Gay Talese, créateur et professeur avec Tom Wolfe de ce genre révolutionnaire qu’on appelle le nouveau journalisme (même s’il ne se soucie pas du « nouveau » car il assure qu’il a toujours fait du journalisme, rien de plus), dit au revoir à ses lecteurs dans forme complète. L’écrivain américain (Ocean City, 1932), qui a marqué de son empreinte les meilleurs médias de son pays et du monde pendant six décennies, raccroche la plume avec “Bartleby et moi”. Portraits de New York » (Alfaguara), un mémoire dans lequel il passe en revue ses rapports les plus brillants et signe le dernier d’entre eux, « El browstone del doctor Bartha », qui est à la hauteur des meilleurs.

Déjà âgé de plus de 90 ans, Talese a écrit un livre qui fait le bonheur non seulement de ses partisans, mais de tous ceux qui aspirent désormais à entrer dans la bibliographie d’un journaliste qui a su capter comme personne, à travers la musique, le sport ou culture, les changements survenus dans la société nord-américaine après la Seconde Guerre mondiale.

Dans “Bartleby et moi”, ce fils de tailleur qui a été harcelé par ses collègues en raison de son origine italienne partage ses habitudes de travail (par exemple, il dit qu’il a toujours pris des notes sur les étiquettes qui lui sont rendues avec les costumes à le pressing) et révèle les tenants et les aboutissants de ses grands articles, comme le désormais légendaire “Frank Sinatra a un rhume”, choisi par les lecteurs comme le meilleur reportage jamais publié par le magazine Esquire. Cette reconnaissance démontre le talent de Talese, qui a passé des mois à chasser une ombre, Sinatra, à laquelle il n’a jamais vraiment pu accéder. Et pourtant, ce n’est qu’avec les témoignages de la vie secondaire du chanteur qu’il a pu tisser un article qui a marqué le journalisme contemporain. La référence dans le titre à Bartleby, le scribe d’Herman Melville qui « préférerait ne pas le faire », n’est bien sûr pas une coïncidence. Au cours de ses sept décennies de journalisme, Talese a toujours aimé incarner les Bartleby, et surtout les Bartleby de New York, les personnages secondaires qui ont construit la Big Apple.
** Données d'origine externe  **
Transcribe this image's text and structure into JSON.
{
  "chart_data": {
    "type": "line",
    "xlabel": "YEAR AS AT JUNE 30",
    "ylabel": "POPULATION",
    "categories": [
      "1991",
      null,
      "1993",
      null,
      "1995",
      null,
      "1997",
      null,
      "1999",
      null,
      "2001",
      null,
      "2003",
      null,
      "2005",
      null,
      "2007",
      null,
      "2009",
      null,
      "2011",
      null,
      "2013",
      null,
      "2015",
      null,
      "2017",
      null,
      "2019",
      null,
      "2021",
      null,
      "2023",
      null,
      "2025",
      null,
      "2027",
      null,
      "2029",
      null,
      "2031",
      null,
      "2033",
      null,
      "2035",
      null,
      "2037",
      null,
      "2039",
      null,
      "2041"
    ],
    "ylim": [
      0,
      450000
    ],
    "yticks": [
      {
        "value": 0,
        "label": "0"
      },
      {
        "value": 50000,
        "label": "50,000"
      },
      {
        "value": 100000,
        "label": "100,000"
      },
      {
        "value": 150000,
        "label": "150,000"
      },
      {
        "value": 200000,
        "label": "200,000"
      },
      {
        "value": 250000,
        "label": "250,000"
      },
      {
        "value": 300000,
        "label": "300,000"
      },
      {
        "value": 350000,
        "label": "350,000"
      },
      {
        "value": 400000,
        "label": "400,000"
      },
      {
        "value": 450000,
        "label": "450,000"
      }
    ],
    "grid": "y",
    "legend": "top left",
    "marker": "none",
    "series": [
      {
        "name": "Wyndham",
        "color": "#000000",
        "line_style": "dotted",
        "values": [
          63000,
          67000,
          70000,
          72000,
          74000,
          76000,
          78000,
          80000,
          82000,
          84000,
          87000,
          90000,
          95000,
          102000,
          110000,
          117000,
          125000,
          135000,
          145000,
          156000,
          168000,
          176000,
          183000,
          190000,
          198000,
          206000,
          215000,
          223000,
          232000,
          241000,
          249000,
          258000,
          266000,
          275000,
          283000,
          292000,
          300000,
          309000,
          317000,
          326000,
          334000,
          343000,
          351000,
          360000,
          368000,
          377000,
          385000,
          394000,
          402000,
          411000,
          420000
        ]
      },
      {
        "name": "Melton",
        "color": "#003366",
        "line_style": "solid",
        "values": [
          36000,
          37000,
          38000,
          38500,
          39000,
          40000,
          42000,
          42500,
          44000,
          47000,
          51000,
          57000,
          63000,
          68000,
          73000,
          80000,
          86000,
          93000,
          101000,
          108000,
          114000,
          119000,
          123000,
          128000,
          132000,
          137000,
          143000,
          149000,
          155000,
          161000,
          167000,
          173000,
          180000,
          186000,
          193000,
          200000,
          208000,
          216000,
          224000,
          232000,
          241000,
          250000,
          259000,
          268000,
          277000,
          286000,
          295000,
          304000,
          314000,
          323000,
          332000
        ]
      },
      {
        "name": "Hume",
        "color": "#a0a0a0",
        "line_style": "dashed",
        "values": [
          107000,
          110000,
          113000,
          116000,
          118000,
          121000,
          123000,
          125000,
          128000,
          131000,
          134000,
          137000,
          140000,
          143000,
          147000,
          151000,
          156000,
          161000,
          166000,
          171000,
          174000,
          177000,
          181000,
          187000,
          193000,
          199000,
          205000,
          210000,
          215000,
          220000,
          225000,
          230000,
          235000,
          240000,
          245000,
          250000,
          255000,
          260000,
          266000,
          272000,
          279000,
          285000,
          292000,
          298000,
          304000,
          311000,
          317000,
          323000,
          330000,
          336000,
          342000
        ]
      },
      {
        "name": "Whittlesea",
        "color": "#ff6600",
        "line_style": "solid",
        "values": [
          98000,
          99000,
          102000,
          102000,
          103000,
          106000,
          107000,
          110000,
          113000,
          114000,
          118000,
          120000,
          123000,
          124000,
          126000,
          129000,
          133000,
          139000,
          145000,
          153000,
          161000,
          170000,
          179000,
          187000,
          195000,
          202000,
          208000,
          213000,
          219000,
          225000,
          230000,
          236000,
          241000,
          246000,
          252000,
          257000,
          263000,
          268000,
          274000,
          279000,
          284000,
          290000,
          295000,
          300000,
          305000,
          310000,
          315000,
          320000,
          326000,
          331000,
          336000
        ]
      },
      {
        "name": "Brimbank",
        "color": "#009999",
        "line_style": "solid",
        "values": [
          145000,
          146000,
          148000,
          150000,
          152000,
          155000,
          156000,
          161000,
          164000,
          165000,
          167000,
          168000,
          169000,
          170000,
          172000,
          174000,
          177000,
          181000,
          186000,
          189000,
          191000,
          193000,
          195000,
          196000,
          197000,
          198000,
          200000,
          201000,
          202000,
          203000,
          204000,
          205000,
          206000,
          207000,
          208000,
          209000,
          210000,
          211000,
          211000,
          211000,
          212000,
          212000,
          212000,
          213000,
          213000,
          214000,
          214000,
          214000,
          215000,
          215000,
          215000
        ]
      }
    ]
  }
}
Dans ce dernier livre, cependant, Talese parle plus que jamais de lui : il se souvient de son premier reportage dans le New York Times sur un opérateur qui avait changé les lumières du panneau électrique qui montrait à la ville les nouvelles produites dans le journal ; revit la joie de savoir qu’une de ses œuvres allait voir le jour, à une époque où la concurrence entre les journalistes était féroce et où les jeunes avaient la vie très difficile ; et surtout, il affiche un souvenir prodigieux (ou une archive interminable de notes) dans lequel il raconte, comme si c’était le premier jour, ses entretiens, avec cet amour du détail qui est la marque de fabrique de la maison. “Je ne veux pas suggérer que j’ai une ‘souvenir absolue’ – quelque chose que Truman Capote a affirmé lors du processus de documentation de ‘In Cold Blood’ – mais je crois plutôt qu’avoir passé des décennies à interviewer des gens sans l’aide d’un magnétophone a m’a fourni « une grande capacité de rétention », écrit l’auteur de dizaines d’articles dans The New York Times, The New Yorker, Time, Harper’s Magazine ou le précité Esquare, et de livres tels que « Honor Your Father », « The Enfants’ ou ‘Le Pont’.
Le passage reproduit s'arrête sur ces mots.